Finding the real zeros of $m(t)=t^7-3t^6+4t^3-t-1$.
Using the rational theorem, I have found that $m(t)$ has $1$ as a zero with multiplicity of $2$. So $$m(t)=(t-1)^2(t^5-t^4-3t^3-5t^2-3t-1).$$ However, I don't know or can't see a trick to factor the second polynomial.
On
Trick
One of the tricks I use to factor school problems like this one where the coefficients kind of add to zero, (and these usually work a third of the times), is to put $\color{blue}{t = \omega}$. Then you get $t^7 - 3t^6 + 4t^3 - t - 1 = \omega - 3 + 4 - \omega - 1 = \color{blue}{0}$.
Hence $\color{blue}{t^2 + t + 1}$ is also a factor. The rest is division.

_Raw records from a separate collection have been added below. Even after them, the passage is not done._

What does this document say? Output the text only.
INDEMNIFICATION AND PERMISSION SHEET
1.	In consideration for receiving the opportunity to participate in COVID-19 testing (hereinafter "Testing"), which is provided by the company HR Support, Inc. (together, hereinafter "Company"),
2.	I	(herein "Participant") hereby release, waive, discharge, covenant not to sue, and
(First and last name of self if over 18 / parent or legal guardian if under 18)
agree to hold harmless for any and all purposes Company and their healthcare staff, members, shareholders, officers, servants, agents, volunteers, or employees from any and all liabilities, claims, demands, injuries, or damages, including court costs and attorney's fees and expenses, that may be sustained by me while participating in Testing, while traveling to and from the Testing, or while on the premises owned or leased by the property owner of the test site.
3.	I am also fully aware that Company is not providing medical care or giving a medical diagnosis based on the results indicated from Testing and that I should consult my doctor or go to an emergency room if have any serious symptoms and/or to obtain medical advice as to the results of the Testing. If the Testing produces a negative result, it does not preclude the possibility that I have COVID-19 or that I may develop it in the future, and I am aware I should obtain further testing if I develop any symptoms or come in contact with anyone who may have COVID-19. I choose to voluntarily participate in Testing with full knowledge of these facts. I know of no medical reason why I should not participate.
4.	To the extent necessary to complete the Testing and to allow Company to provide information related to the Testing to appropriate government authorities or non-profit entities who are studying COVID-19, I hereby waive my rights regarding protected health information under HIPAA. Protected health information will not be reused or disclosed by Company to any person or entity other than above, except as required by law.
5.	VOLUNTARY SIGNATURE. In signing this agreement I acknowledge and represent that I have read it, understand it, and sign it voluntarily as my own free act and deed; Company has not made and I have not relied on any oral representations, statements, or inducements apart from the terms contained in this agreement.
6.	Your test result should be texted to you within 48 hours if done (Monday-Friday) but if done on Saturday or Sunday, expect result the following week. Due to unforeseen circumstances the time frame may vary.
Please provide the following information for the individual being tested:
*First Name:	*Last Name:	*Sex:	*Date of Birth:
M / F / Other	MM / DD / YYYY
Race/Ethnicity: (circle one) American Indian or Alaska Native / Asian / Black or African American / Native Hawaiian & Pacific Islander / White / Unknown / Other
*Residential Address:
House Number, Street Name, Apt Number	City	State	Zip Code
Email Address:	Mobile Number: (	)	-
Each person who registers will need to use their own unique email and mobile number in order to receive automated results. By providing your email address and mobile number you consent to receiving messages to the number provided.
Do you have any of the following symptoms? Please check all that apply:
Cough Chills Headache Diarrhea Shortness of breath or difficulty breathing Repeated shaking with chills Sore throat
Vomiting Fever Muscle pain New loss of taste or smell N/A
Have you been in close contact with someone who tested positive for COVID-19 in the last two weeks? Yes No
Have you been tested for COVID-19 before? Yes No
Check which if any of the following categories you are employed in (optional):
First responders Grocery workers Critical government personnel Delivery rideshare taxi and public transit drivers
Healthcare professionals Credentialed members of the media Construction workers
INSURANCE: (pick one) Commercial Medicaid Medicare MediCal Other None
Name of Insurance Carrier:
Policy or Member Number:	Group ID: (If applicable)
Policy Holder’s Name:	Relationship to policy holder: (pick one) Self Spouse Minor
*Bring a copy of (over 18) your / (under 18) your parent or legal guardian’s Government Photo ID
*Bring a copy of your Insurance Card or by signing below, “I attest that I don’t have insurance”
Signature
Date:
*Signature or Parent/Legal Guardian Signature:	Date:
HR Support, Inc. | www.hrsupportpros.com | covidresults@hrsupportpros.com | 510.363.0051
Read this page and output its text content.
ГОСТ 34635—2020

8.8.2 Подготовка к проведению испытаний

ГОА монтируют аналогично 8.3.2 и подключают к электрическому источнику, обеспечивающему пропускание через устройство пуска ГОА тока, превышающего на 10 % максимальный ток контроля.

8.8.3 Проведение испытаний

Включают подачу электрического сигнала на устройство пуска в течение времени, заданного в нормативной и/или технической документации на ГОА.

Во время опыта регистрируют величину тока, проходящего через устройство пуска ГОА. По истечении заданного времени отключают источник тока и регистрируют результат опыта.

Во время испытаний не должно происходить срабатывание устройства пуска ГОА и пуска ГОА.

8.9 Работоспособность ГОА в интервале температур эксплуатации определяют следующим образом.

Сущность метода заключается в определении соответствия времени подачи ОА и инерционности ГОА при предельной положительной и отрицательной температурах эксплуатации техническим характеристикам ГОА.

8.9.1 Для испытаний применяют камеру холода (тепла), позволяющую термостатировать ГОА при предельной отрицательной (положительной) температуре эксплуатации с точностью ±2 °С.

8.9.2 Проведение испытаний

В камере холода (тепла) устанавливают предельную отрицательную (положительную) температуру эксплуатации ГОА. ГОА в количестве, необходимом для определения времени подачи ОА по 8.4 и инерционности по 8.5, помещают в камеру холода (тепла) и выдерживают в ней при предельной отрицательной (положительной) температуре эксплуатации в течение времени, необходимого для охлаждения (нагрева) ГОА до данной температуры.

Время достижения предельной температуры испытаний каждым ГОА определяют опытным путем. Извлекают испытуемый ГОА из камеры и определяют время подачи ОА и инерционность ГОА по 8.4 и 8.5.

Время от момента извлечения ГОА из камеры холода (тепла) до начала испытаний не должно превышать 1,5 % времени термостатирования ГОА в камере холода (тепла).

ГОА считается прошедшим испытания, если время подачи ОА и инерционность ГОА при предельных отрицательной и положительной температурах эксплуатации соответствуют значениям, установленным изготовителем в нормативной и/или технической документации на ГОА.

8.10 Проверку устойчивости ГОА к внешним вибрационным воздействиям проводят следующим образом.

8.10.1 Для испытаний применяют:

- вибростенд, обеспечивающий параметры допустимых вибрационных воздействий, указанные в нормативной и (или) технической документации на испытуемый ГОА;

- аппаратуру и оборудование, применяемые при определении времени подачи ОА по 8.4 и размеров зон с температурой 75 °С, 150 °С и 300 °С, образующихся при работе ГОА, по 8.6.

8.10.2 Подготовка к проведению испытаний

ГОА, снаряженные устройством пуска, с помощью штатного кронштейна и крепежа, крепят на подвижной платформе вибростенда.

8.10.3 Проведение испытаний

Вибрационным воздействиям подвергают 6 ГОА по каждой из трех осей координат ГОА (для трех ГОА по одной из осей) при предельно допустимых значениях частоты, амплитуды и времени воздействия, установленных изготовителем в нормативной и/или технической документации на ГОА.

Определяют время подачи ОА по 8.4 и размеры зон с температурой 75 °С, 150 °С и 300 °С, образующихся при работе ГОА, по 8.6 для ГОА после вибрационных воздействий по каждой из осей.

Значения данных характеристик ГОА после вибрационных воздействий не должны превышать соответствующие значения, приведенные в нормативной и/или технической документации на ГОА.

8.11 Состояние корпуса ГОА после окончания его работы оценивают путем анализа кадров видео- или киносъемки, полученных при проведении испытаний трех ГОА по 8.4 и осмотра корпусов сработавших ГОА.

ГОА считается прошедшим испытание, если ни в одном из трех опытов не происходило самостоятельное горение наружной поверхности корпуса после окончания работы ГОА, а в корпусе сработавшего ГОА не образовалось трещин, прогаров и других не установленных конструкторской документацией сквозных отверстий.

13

So finally you have $(t-1)^2(t^2 + t + 1)(t^3 - 2t^2 - 2t - 1)$ as the final factors.
$$m(t)=t^7-3t^6+4t^3-t-1$$.
Let's replace $t^3$ with 1 wherever we see it. we get
$t - 3 +4 - t -1 = 0 $ For any $t$ given $ t^3=1$.
Hence $(t^3-1) | m(t)$.
So $$m(t) = (t^3-1)(t^4 -3t^3+t+1)$$ after some Euclidean division.
The second polynomial factor has root 1, so $$ m(t) = (t^3-1)(t-1)(t^3-2t^2-2t-1) $$ after more Euclidean division.
We know that the first polynomial factor has one real root, namely 1. The second one has one real root, again 1. The third one has a real root, that is horrible to express, where did you get the polynomial? Because the root would be cumbersome to express by hand.
In more generality, if we have a polynomial $p(t)$ with a root $\sqrt[m]{q}$. And we replace $t^m$ with $q$ in a similar fashion as above, and get a similar result, i.e we get that $p(t) = 0$, for any $t^m=q$, so we must have $(t^m-q) | f(t)$.
Aside: I worked this out during my course on Galois Theory, so I would appreciate any literature on the subject.